Section 1: Arataki to Huia 4th March
I guess we have done most of this in bits and pieces, but we had never done the stretch from Arataki to Huia in one go and there looked to be a decent stretch of bush in the middle. One Sunday, we drove one car to Hui and then the other to Arataki and set off along the track.
The Waitakeres are a summer playground. In winter they are damp and muddy. This trail is doubly hard as you squelch through the mud.
It is a well-formed track for most of the way and the first section takes you down a steep but gravelled track through the bush and across the railway line. The pipeline track keeps going down and trampers walking up it were finding it hard going. Eventually, the track levels out and you take a right turn along the dam road.
Another km or so and the road ends in a small clearing. The track heads off to the right and climbs incrementally up to a saddle through some lovely bush. There is a wonderful grove of kauri trees halfway along and the track has boardwalk around them to save them from kauri dieback. This section of the walk is wonderful as you wander through dense bush, with a huge selection of bird and insect life to keep you company. The sun was out and the hundreds of variations of green were visible all around.
We took a break at the saddle. The summit track, which is closed now, crosses here, and it was amazing to see how quickly this had gone back to nature. You could hardly see where it had left the saddle even if you followed the signposts.
From here the track takes you down tothe Huia dam along an easy track, with a brief stop for a view over the dam and out to the Manakau Heads. The final section is a couple of km along the dam road back to Hui and, of course, a nice cream at the cafe. It took us about three and a half hours including a stop for lunch.
Section 2 : Huia to Whatipu
Anyone walking the trail as a whole will either camp at Karamatura and then Whatipu (which makes tow short days) or plough on to Whatipu to make one long day. Either way, this section is a delight.
From Karamatura campsite there is a lovely stretch along the side of the stream until a steep climb, just after crossing a gully. This is only a 100m or so but it seems more before you level out in some wonderful bush with kauri and rata trees all around. A crossroads is quickly reached where you turn left and head for Mt Donald. This is a good viewpoint for Manakau harbour and is often busy as a car can get within a few minutes of the summit.
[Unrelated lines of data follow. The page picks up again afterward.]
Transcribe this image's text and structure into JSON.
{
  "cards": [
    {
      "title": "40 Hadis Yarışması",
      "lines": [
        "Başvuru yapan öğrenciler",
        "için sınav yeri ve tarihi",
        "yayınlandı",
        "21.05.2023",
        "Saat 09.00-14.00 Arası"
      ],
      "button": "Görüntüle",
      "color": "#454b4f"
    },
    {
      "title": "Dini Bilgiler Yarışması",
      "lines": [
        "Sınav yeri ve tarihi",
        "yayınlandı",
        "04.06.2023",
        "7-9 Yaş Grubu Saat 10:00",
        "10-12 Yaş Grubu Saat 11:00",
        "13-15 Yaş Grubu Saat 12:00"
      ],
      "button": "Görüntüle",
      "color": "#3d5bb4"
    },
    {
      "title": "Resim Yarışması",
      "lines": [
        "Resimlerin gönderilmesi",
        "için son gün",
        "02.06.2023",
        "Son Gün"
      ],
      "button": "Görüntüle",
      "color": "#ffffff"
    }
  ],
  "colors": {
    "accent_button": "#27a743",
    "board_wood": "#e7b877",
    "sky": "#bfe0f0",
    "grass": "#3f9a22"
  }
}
A gentle stretch along a well-formed path (Puriri Ridge Track) lands you on the gravel road to Whatipu. The trail crosses the road and heads downhill towards the beach. The first stretch is a little drab but soon the track leaves the road and heads for a roller coaster ride down the ridge. This is a simply gorgeous hour or so, with a couple of steep climbs, some chains on a rocky section and a lovely seat to sit on at the top of the last bump. Take a breath or two and enjoy the sweeping views of the harbour, the Manakau Heads and the coastline stretching north and south.
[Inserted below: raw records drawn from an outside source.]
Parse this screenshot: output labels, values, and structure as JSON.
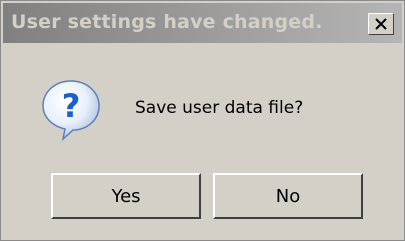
{
  "dialog": {
    "title": "User settings have changed.",
    "message": "Save user data file?",
    "icon": "question-icon",
    "close_icon": "close-icon",
    "buttons": {
      "yes_label": "Yes",
      "no_label": "No"
    }
  },
  "colors": {
    "titlebar_start": "#808080",
    "titlebar_end": "#b5b5b5",
    "title_text": "#d4d0c8",
    "face": "#d4d0c8",
    "icon_blue": "#1a5fcf"
  }
}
The final stretch down to Whatipu is easy enough and the campsite is lovely. Pitch your tent and head to the beach for a well-earned swim. If you walk to the left-hand side of the beach at mid to low tide you can hop over some rocks and find a lovely swim away from all the surf and rips. If you also have a fishing rod you should be able to catch your supper as well.
Section 3 : Whatipu to Piha
The remainder of the trail is pretty much northwards and follows the coast, with a few ins and out when the Waikatere tracks do not go quite in the right direction.
The first section heads across the campsite and climbs onto the cliffs. If you have time, walk along the base of the cliffs to the cave, and imagine the dances that the local community used to hold here once a year. The track is a good one and you are quickly at the highest point and can wander along the top towards the Parahara Valley. There is a tricky rocky section as you head down to the valley, Once there the campsite is a lovely spot to have a break.
From here the trail heads down-stream and onto the beach. The tracks are not well marked and it is easy to lose the right one as you wander amongst the dunes. One track heads straight out to sea for those who want to loop back along the beach to Whatipu, but the trail heads north to Karekare. This is a superb beach and a great spot for a swim. The river needs a ford, and a deep one at that, before you can head back to the cliff tops and down to Piha.
The trail does some odd things to avoid the road here. When you do hit the road turn right (not the obvious left) and find a series of tracks that will take you down past the waterfalls and into Glen Esk. Piha has a great campsite as well as several cafes for food. The beach is patrolled by the lifeguards in the summer so you could easily take your time and swim before putting up the tent.
Section 4 Piha to Muriwai
From Piha you head north along the beach before climbing up into the bush to meet Anawhata Road. If you have time this road leads down to Anawhata beach which is a great little place. It is beautiful and far less busy than all the other Auckland West Coast beaches, mainly because the access is down a long gravel road.
The trail skirts the edge of the regional park before heading down to Lake Wainamu. You can walk either side of this and the western side is probably more fun than the eastern side which the Hillary trail follows. The eastern side takes you into and over some huge black sand dunes, great fun if you have a body board or even a plastic bag to slide on.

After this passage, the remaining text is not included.